Podcast: Dignity, Taste, and Charm: A Tour of IAP

by Nicole Morell on January 20, 2017 · 0 comments

in Alumni Life, IAP, Podcast, Podcast

An early beer brewing IAP course. Photo: MIT Museum

On a campus with a wealth of acronyms, one is on every lip this time of year—IAP. Since 1971, the Independent Activities Period (IAP) has provided members of the MIT community “with a unique opportunity to organize, sponsor, and participate in a wide variety of activities.” This means that each year more than 600 non-credit IAP activities give students, staff, alumni, and faculty a chance to learn and do just about anything.

But how do you narrow down the hundreds of classes to just a few choices for your schedule? In this Slice of MIT podcast, we take a tour of three 2017 IAP classes and one old favorite. Learn about these classes in the podcast:

AI, Mass Automation, and the Evolution of Human Dignity

In a discussion course led by Venmo co-founder Andrew Kortina, students will think about the effects of automation on their sense of self and dignity. Look for Kortina’s take on French philosopher Albert Camus and how writing published 75 years ago relates to the modern effects of work and artificial intelligence.

Bestial Sense: A Smell and Taste Workshop

History, Anthropology, and Science Technology and Society graduate student Jia-Hue Lee believes our sense of taste and smell don’t get their due for being integral senses. He is leading a workshop focused on the senses and invites students to smell, taste, and classify.

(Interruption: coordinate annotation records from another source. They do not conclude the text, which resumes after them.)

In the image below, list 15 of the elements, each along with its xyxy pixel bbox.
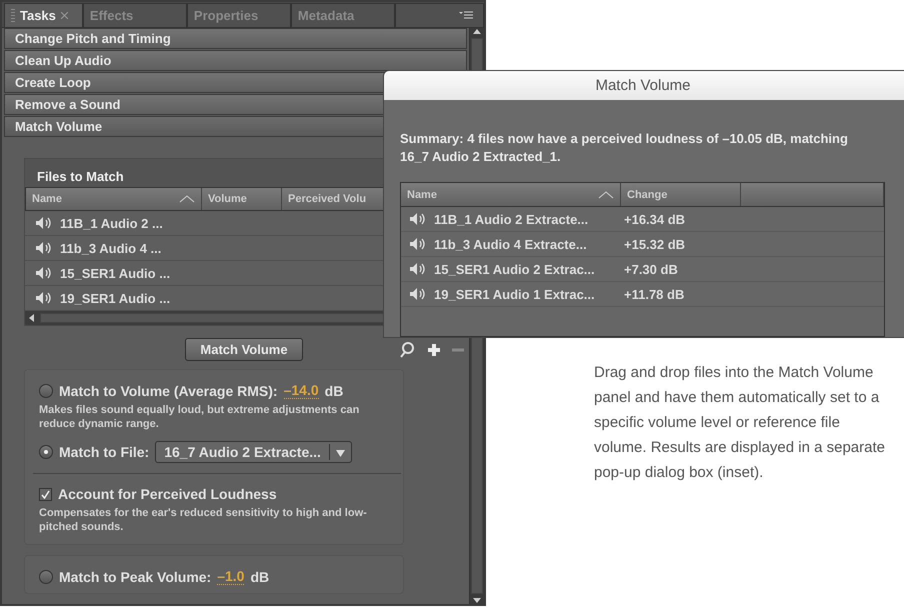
change-cell-text: +7.30 dB [624, 262, 679, 276]
change-cell-text: +16.34 dB [624, 212, 686, 226]
option-label: Match to Volume (Average RMS): [59, 382, 278, 398]
option-label: Account for Perceived Loudness [58, 486, 277, 502]
option-label: Match to Peak Volume: [59, 568, 212, 584]
option-description: Makes files sound equally loud, but extreme adjustments can reduce dynamic range. [39, 403, 360, 431]
unit-label: dB [250, 568, 270, 584]
files-to-match-title: Files to Match [36, 168, 125, 186]
option-description: Compensates for the ear's reduced sensitivity to high and low-pitched sounds. [39, 506, 368, 534]
dialog-title: Match Volume [384, 71, 904, 100]
option-label: Match to File: [59, 444, 150, 460]
change-cell-text: +11.78 dB [624, 286, 686, 302]
unit-label: dB [324, 382, 344, 398]
change-cell-text: +15.32 dB [624, 236, 686, 252]
caption-text: Drag and drop files into the Match Volume panel and have them automatically set to a specific volume level or reference file volume. Results are displayed in a separate pop-up dialog box (inset). [594, 363, 886, 483]
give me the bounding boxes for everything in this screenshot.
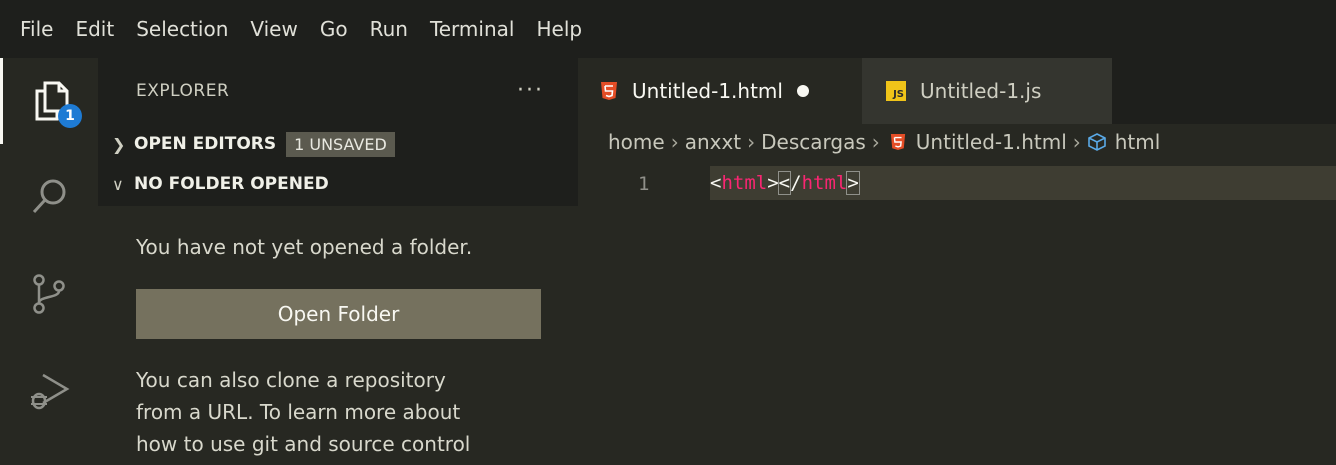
unsaved-badge: 1 UNSAVED — [286, 131, 395, 157]
source-control-activity-button[interactable] — [0, 251, 98, 337]
open-editors-label: OPEN EDITORS — [134, 134, 277, 154]
menu-help[interactable]: Help — [526, 0, 594, 58]
menu-edit[interactable]: Edit — [65, 0, 126, 58]
breadcrumb: home › anxxt › Descargas › Untitled-1.ht… — [608, 130, 1160, 154]
js-icon: JS — [886, 81, 906, 101]
tab-label: Untitled-1.js — [920, 79, 1042, 103]
breadcrumb-item-home[interactable]: home — [608, 130, 665, 154]
menu-selection[interactable]: Selection — [126, 0, 240, 58]
explorer-badge: 1 — [58, 104, 82, 128]
run-debug-icon — [31, 373, 70, 410]
search-icon — [32, 179, 66, 214]
unsaved-dot-icon[interactable] — [796, 85, 809, 97]
tab-label: Untitled-1.html — [632, 79, 783, 103]
code-line[interactable]: <html></html> — [710, 168, 860, 198]
menu-go[interactable]: Go — [310, 0, 360, 58]
menu-file[interactable]: File — [10, 0, 65, 58]
breadcrumb-item-anxxt[interactable]: anxxt — [685, 130, 741, 154]
chevron-right-icon: › — [1072, 130, 1081, 154]
menu-bar: File Edit Selection View Go Run Terminal… — [0, 0, 1336, 58]
search-activity-button[interactable] — [0, 154, 98, 240]
code-token: > — [767, 172, 779, 194]
no-folder-label: NO FOLDER OPENED — [134, 174, 329, 194]
tab-untitled-html[interactable]: Untitled-1.html — [578, 58, 862, 124]
code-token: > — [846, 171, 860, 195]
code-token: html — [801, 172, 848, 194]
chevron-right-icon: › — [871, 130, 880, 154]
breadcrumb-item-html[interactable]: html — [1115, 130, 1161, 154]
more-actions-button[interactable]: ··· — [517, 58, 544, 124]
menu-view[interactable]: View — [240, 0, 309, 58]
explorer-activity-button[interactable]: 1 — [0, 58, 98, 144]
no-folder-message: You have not yet opened a folder. — [136, 235, 473, 259]
chevron-right-icon: ❯ — [112, 134, 126, 154]
run-debug-activity-button[interactable] — [0, 348, 98, 434]
explorer-title: EXPLORER — [136, 81, 230, 101]
code-token: < — [710, 172, 722, 194]
explorer-sidebar: EXPLORER ··· ❯ OPEN EDITORS 1 UNSAVED ∨ … — [98, 58, 578, 465]
tab-bar: Untitled-1.html JS Untitled-1.js — [578, 58, 1336, 124]
code-token: < — [777, 171, 792, 195]
no-folder-section[interactable]: ∨ NO FOLDER OPENED — [98, 164, 578, 204]
clone-message-line-1: You can also clone a repository — [136, 368, 446, 392]
clone-message-line-3: how to use git and source control — [136, 432, 471, 456]
chevron-right-icon: › — [747, 130, 756, 154]
menu-run[interactable]: Run — [360, 0, 420, 58]
code-token: / — [790, 172, 802, 194]
breadcrumb-item-file[interactable]: Untitled-1.html — [916, 130, 1067, 154]
symbol-element-icon — [1087, 133, 1106, 151]
activity-bar: 1 — [0, 58, 98, 465]
open-editors-section[interactable]: ❯ OPEN EDITORS 1 UNSAVED — [98, 124, 578, 164]
chevron-right-icon: › — [670, 130, 679, 154]
editor-area: Untitled-1.html JS Untitled-1.js home › … — [578, 58, 1336, 465]
breadcrumb-item-descargas[interactable]: Descargas — [761, 130, 866, 154]
source-control-icon — [33, 274, 65, 314]
html5-icon — [601, 82, 617, 100]
code-token: html — [721, 172, 768, 194]
open-folder-button[interactable]: Open Folder — [136, 289, 541, 339]
html5-icon — [890, 134, 905, 150]
clone-message-line-2: from a URL. To learn more about — [136, 400, 461, 424]
tab-untitled-js[interactable]: JS Untitled-1.js — [862, 58, 1112, 124]
line-number: 1 — [638, 173, 650, 195]
menu-terminal[interactable]: Terminal — [420, 0, 527, 58]
chevron-down-icon: ∨ — [112, 174, 124, 194]
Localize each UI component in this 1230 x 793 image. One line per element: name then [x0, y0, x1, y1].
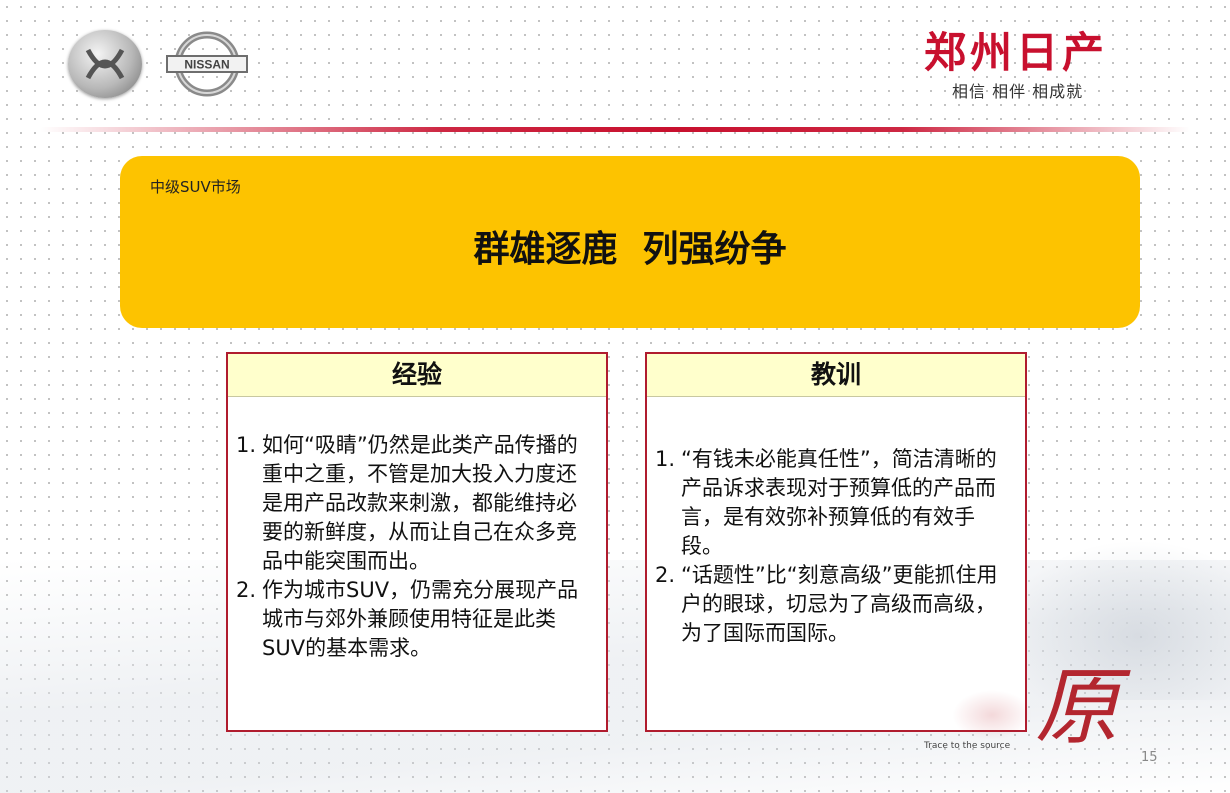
nissan-logo-text: NISSAN	[184, 58, 229, 72]
list-text: 作为城市SUV，仍需充分展现产品城市与郊外兼顾使用特征是此类SUV的基本需求。	[262, 578, 579, 660]
brand-slogan: 相信 相伴 相成就	[952, 82, 1084, 101]
list-text: 如何“吸睛”仍然是此类产品传播的重中之重，不管是加大投入力度还是用产品改款来刺激…	[262, 433, 578, 573]
experience-panel: 经验 1. 如何“吸睛”仍然是此类产品传播的重中之重，不管是加大投入力度还是用产…	[226, 352, 608, 732]
list-number: 1.	[655, 447, 676, 471]
nissan-logo: NISSAN	[164, 31, 250, 97]
dongfeng-logo	[68, 30, 142, 98]
list-text: “话题性”比“刻意高级”更能抓住用户的眼球，切忌为了高级而高级，为了国际而国际。	[681, 563, 998, 645]
calligraphy-mark: 原	[1035, 658, 1120, 756]
list-item: 2. 作为城市SUV，仍需充分展现产品城市与郊外兼顾使用特征是此类SUV的基本需…	[236, 576, 596, 663]
lesson-panel: 教训 1. “有钱未必能真任性”，简洁清晰的产品诉求表现对于预算低的产品而言，是…	[645, 352, 1027, 732]
tagline: Trace to the source	[924, 741, 1011, 751]
panel-heading: 经验	[228, 354, 606, 397]
list-number: 2.	[655, 563, 676, 587]
list-item: 1. “有钱未必能真任性”，简洁清晰的产品诉求表现对于预算低的产品而言，是有效弥…	[655, 445, 1015, 561]
experience-list: 1. 如何“吸睛”仍然是此类产品传播的重中之重，不管是加大投入力度还是用产品改款…	[236, 431, 596, 663]
calligraphy-shadow	[952, 690, 1032, 740]
header-divider	[40, 127, 1190, 132]
list-number: 2.	[236, 578, 257, 602]
panel-heading: 教训	[647, 354, 1025, 397]
banner-title: 群雄逐鹿 列强纷争	[473, 229, 787, 270]
title-banner: 中级SUV市场 群雄逐鹿 列强纷争	[120, 156, 1140, 328]
list-text: “有钱未必能真任性”，简洁清晰的产品诉求表现对于预算低的产品而言，是有效弥补预算…	[681, 447, 997, 558]
lesson-list: 1. “有钱未必能真任性”，简洁清晰的产品诉求表现对于预算低的产品而言，是有效弥…	[655, 445, 1015, 648]
page-number: 15	[1141, 750, 1158, 765]
banner-subtitle: 中级SUV市场	[150, 178, 241, 196]
list-item: 2. “话题性”比“刻意高级”更能抓住用户的眼球，切忌为了高级而高级，为了国际而…	[655, 561, 1015, 648]
list-item: 1. 如何“吸睛”仍然是此类产品传播的重中之重，不管是加大投入力度还是用产品改款…	[236, 431, 596, 576]
list-number: 1.	[236, 433, 257, 457]
brand-title: 郑州日产	[924, 28, 1109, 77]
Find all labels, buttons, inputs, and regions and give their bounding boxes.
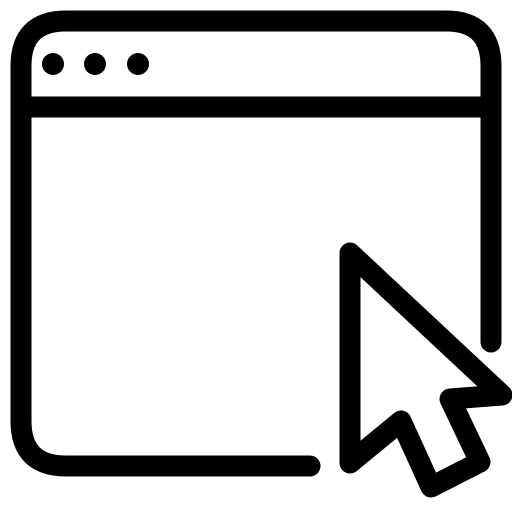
browser-window-cursor-svg	[10, 10, 512, 498]
window-dot-3	[127, 53, 149, 75]
window-dot-1	[42, 53, 64, 75]
window-dot-2	[84, 53, 106, 75]
mouse-pointer-icon	[339, 242, 512, 498]
browser-window-cursor-icon	[0, 0, 512, 512]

Media for Movement Building: Making Podcasts about Urban Planning in East Boston

With support from MIT’s CoLab, the Department of Urban Studies and Planning and the MIT-SUTD Collaboration, Lawrence Barriner II ’11, MCP ’14 is working to empower students and residents to share their stories of life and change in East Boston. Working with radio producer Marie Choi, students will learn to create a podcast and engage local storytellers.

Charm School

Charm School is an IAP favorite so popular that it is being transformed into permanent programming for new students. Listen as Robert Dimmick, former Charm School instructor, shares etiquette tales and tips that could only happen at MIT.